U.S. stocks rallied across the board as a solid earnings season and upbeat economic data fueled optimism about the economy's recovery.
The Dow gained 153 points. The S&P 500 rose 18. The Nasdaq jumped 15.
After the closing bell, Amazon posted second-quarter sales of $113 billion compared to the $115 billion predicted by analysts, a rare sales miss. And its third-quarter sales outlook came in in way below forecasts. Amazon is seeing increased competition from Walmart and Target. Profits, however, beat expectations.
One of the most highly anticipated market debuts of the year turned out to be a dud. Shares of Robinhood fell in their market debut, tumbling more than 8 percent on concerns about the controversial trading app's business model.

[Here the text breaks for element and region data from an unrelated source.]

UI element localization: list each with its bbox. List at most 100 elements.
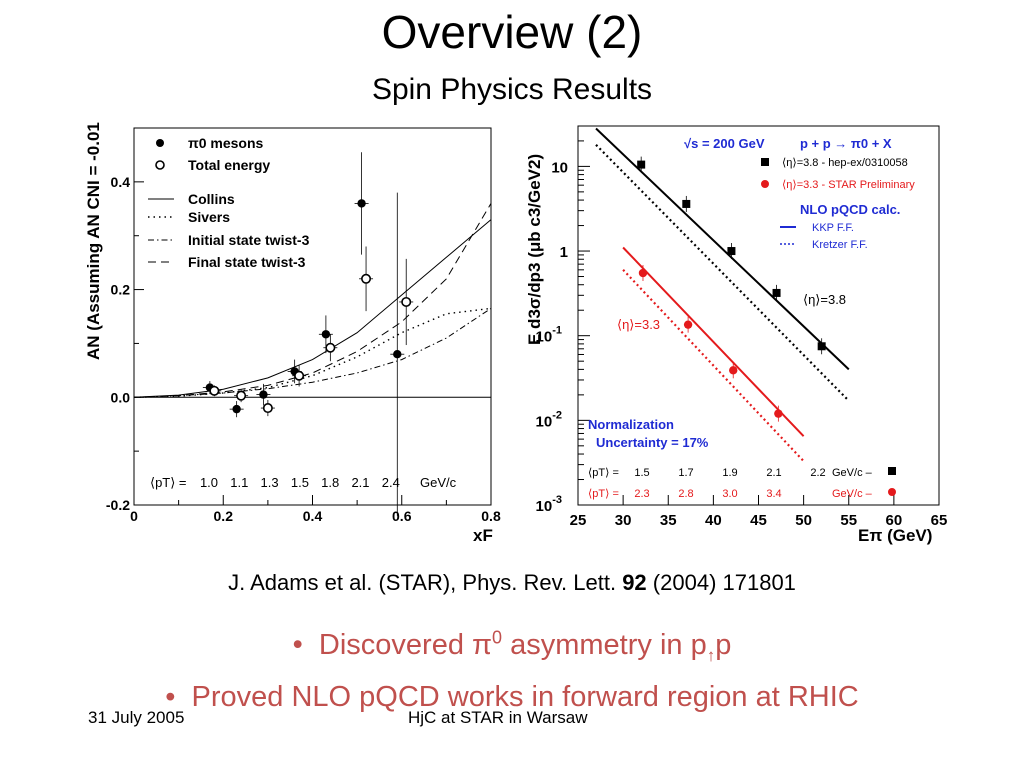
xs-pt-red-marker (888, 488, 896, 496)
xs-pt-red-label: ⟨pT⟩ = (588, 488, 619, 500)
bullet-list: • Discovered π0 asymmetry in p↑p • Prove… (0, 616, 1024, 718)
footer-date: 31 July 2005 (88, 708, 185, 727)
legend-nlo-label: NLO pQCD calc. (800, 202, 900, 217)
xs-pt-black-value: 1.9 (722, 467, 737, 479)
an-plot-frame (133, 127, 492, 506)
data-point-pi0 (259, 390, 268, 399)
curve-final-state-twist-3 (133, 203, 492, 398)
bullet-1-text: Discovered π0 asymmetry in p↑p (318, 627, 732, 665)
an-pt-value: 1.5 (291, 475, 309, 490)
legend-collins-label: Collins (188, 191, 235, 207)
xs-pt-black-value: 1.5 (634, 467, 649, 479)
xs-pt-black-value: 2.1 (766, 467, 781, 479)
curve-kkp-f-f- (595, 127, 850, 371)
data-point-star (638, 268, 648, 278)
data-point-total-energy (325, 342, 336, 353)
xs-y-tick-label: 1 (560, 244, 568, 261)
an-pt-value: 2.4 (382, 475, 400, 490)
xs-pt-red-value: 3.0 (722, 488, 737, 500)
legend-kkp-label: KKP F.F. (812, 222, 854, 234)
an-pt-value: 1.3 (261, 475, 279, 490)
legend-hep-label: ⟨η⟩=3.8 - hep-ex/0310058 (782, 157, 908, 169)
citation-volume: 92 (622, 570, 647, 595)
an-y-label: AN (Assuming AN CNI = -0.013) (84, 122, 103, 360)
xs-x-tick-label: 25 (570, 512, 587, 529)
data-point-hep (682, 199, 691, 208)
legend-star-label: ⟨η⟩=3.3 - STAR Preliminary (782, 179, 915, 191)
xs-pt-black-value: 2.2 (810, 467, 825, 479)
data-point-pi0 (232, 404, 241, 414)
legend-hep-marker (761, 158, 769, 166)
data-point-hep (772, 288, 781, 297)
data-point-total-energy (262, 403, 273, 414)
xs-x-tick-label: 55 (840, 512, 857, 529)
legend-is-label: Initial state twist-3 (188, 232, 310, 248)
legend-fs-label: Final state twist-3 (188, 254, 306, 270)
data-point-hep (637, 160, 646, 169)
xs-pt-black-marker (888, 467, 896, 475)
xs-title-reaction: p + p → π0 + X (800, 136, 892, 151)
xs-x-tick-label: 35 (660, 512, 677, 529)
xs-pt-black-label: ⟨pT⟩ = (588, 467, 619, 479)
xs-pt-red-value: 3.4 (766, 488, 781, 500)
curve-initial-state-twist-3 (133, 307, 492, 398)
data-point-star (774, 409, 783, 418)
an-pt-unit: GeV/c (420, 475, 457, 490)
xs-title-sqrt-s: √s = 200 GeV (684, 136, 765, 151)
data-point-star (683, 320, 693, 329)
xs-x-tick-label: 30 (615, 512, 632, 529)
an-pt-label: ⟨pT⟩ = (150, 475, 187, 490)
xs-x-label: Eπ (GeV) (858, 526, 932, 545)
curve-sivers (133, 307, 492, 398)
data-point-hep (727, 247, 736, 256)
an-vs-xf-chart: 0 0.2 0.4 0.6 0.8 -0.2 0.0 0.2 0.4 π0 mesons Tot… (84, 122, 501, 545)
an-x-tick-label: 0.8 (481, 508, 501, 524)
data-point-pi0 (393, 350, 402, 359)
data-point-total-energy (361, 273, 372, 284)
xs-eta33-label: ⟨η⟩=3.3 (617, 317, 660, 332)
xs-pt-black-value: 1.7 (678, 467, 693, 479)
data-point-total-energy (209, 385, 220, 396)
xs-x-tick-label: 45 (750, 512, 767, 529)
xs-pt-red-value: 2.8 (678, 488, 693, 500)
xs-pt-red-unit: GeV/c – (832, 488, 873, 500)
an-pt-value: 1.8 (321, 475, 339, 490)
legend-pi0-marker (156, 139, 164, 147)
citation-rest: (2004) 171801 (652, 570, 796, 595)
legend-total-label: Total energy (188, 157, 270, 173)
bullet-item: • Discovered π0 asymmetry in p↑p (292, 627, 732, 665)
an-pt-value: 1.0 (200, 475, 218, 490)
xs-eta38-label: ⟨η⟩=3.8 (803, 292, 846, 307)
an-x-tick-label: 0.2 (214, 508, 234, 524)
xs-x-tick-label: 65 (931, 512, 948, 529)
an-x-label: xF (473, 526, 493, 545)
legend-pi0-label: π0 mesons (188, 135, 264, 151)
legend-total-marker (155, 160, 165, 170)
bullet-2-text: Proved NLO pQCD works in forward region … (191, 681, 859, 714)
xs-x-tick-label: 50 (795, 512, 812, 529)
xs-x-tick-label: 40 (705, 512, 722, 529)
legend-sivers-label: Sivers (188, 209, 230, 225)
footer-event: HjC at STAR in Warsaw (408, 708, 588, 727)
curve-collins (133, 219, 492, 398)
citation: J. Adams et al. (STAR), Phys. Rev. Lett.… (0, 570, 1024, 596)
an-pt-value: 2.1 (351, 475, 369, 490)
bullet-item: • Proved NLO pQCD works in forward regio… (165, 681, 859, 714)
cross-section-chart: 25 30 35 40 45 50 55 60 65 10-3 10-2 10-1 1 10 √s = 2… (525, 125, 948, 545)
an-y-tick-label: 0.2 (111, 282, 131, 298)
an-y-tick-label: -0.2 (106, 497, 130, 513)
slide-subtitle: Spin Physics Results (371, 73, 653, 106)
xs-y-tick-label: 10-3 (536, 494, 562, 515)
legend-star-marker (761, 180, 769, 188)
citation-authors: J. Adams et al. (STAR), Phys. Rev. Lett. (228, 570, 617, 595)
curve-kretzer-f-f- (622, 269, 805, 462)
xs-normalization-2: Uncertainty = 17% (596, 435, 709, 450)
data-point-pi0 (357, 199, 366, 208)
data-point-total-energy (401, 296, 412, 307)
an-y-tick-label: 0.4 (111, 174, 131, 190)
legend-kretzer-label: Kretzer F.F. (812, 239, 868, 251)
xs-x-tick-label: 60 (886, 512, 903, 529)
slide-title: Overview (2) (381, 6, 643, 58)
an-pt-value: 1.1 (230, 475, 248, 490)
curve-kkp-f-f- (622, 246, 805, 437)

On the economic front: the U.S. economy grew at a 6-1/2 percent annualized rate in the March to June period. Second-quarter gross domestic product, or GDP, did come in lighter than expected due to supply disruptions.
But David Dietze, senior portfolio strategist at Peapack Private Wealth Management, said there was still much to like about this number.
"Here's what I liked about it, first of all, is you look at that consumer expenditure metric that was actually up close to 12, higher than had been expected. And remember the consumer, 70 percent of the U.S. economy. So the consumer is out there alive and kicking well, and spending."
Investors also say the number wasn't hot enough to change the view that the Fed is on hold from withdrawing its extraordinary assistance to the economy.
In other economic data: new claims for unemployment benefits came down last week to 400,000.
And pending home sales, which measure signed contracts for home purchases, dipped in June - led by big declines in the South and the West.